Flow is not the same as supply

Its like a synthetic variation, not a logically novel form of argument. The flow is cutoff when the supply is witheld. The supply is withheld when the flow is cutoff. Etc.

Cutting off flow is not the same as withholding supply.
Functional equivalents, and often the Law will see through such transparency. Are you going to withould supply from [an ethnic group, or a protected class] for example?
I'm not sure we're talking about the same thing.

I was trying to say that noonespecial's suggestion for "technology companies everywhere to boycott a certain district in East Texas" isn't about net neutrality as schmichael objected because net neutrality is about intermediaries blocking or throttling access to services, whereas as the boycott noonespecial suggested would be by the providers of the service.

No, i do understand; but you are missing the point of the comment that you replied too -- which is that the purpose (public policy) of net neutrality is to prevent the collusion of private actors from acting against the common good. This type of collusion has issues associated with it that are far broader than what you are thinking of. And there are other laws/policy ideas beyond net neutrality to consider. This consideration isn't optional or arbitrary. [And this isn't an adversarial or snarky comment its just how the world works.]
But those private actors that the policy applies to must be middle men or acting on middle men in a network. Net neutrality as I understand it is about placing restrictions on network operators and regulators can do so that they cannot restrict access to content.

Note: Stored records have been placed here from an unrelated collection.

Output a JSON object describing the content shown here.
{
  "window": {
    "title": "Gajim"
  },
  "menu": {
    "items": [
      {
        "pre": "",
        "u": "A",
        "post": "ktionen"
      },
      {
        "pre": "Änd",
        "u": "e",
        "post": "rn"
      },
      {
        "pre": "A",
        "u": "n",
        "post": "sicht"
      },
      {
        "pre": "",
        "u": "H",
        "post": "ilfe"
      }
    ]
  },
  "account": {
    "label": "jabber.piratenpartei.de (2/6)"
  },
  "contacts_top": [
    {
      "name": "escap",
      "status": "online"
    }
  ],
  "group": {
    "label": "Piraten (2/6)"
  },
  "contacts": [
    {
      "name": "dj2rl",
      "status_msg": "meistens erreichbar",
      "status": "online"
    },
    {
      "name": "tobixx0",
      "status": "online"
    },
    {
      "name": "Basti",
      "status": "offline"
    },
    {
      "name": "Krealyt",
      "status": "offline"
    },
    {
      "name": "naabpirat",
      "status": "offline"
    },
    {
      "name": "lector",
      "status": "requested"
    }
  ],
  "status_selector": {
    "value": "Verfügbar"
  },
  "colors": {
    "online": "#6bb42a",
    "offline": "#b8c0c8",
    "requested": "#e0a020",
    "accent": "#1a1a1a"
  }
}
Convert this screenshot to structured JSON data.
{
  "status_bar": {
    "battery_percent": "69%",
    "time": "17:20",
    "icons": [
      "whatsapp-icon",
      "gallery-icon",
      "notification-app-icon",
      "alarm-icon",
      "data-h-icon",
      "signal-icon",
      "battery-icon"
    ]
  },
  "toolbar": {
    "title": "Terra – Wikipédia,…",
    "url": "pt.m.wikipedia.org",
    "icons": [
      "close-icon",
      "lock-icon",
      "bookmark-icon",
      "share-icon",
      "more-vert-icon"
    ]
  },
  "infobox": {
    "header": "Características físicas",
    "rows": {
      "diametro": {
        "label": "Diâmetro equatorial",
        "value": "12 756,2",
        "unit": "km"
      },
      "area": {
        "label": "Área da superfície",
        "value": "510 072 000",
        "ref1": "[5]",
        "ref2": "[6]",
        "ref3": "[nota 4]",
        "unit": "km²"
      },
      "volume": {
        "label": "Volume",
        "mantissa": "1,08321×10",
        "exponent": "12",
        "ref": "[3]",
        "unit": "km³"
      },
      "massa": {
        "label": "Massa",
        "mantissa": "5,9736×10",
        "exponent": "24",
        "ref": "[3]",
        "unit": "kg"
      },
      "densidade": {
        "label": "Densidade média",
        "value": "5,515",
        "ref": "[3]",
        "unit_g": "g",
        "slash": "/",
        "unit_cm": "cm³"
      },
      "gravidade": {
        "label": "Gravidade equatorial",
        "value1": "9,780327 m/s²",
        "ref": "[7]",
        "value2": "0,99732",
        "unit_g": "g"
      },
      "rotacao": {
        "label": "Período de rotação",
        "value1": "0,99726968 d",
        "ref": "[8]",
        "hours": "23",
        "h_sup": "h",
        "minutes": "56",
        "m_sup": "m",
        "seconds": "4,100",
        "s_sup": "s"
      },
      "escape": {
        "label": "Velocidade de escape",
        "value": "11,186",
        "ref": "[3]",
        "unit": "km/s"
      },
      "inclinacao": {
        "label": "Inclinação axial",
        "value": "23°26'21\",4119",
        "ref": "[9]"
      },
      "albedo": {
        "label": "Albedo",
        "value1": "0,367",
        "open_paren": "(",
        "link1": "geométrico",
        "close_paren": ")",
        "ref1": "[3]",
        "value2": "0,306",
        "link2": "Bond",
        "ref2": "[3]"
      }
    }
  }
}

So Wikipedia blocking access to it's own website would not be a network neutrality issue, but an ISP blocking access to it would.

And there are other laws/policy ideas beyond net neutrality to consider.

I was responding to a comment about network neutrality to say that it didn't apply. I wasn't discounting the possibility there could be other issues, although if Wikipedia decided to block access in Texas for a day (perhaps only allowing access to pages about patents, prior art etc.) I think that would be for the public good.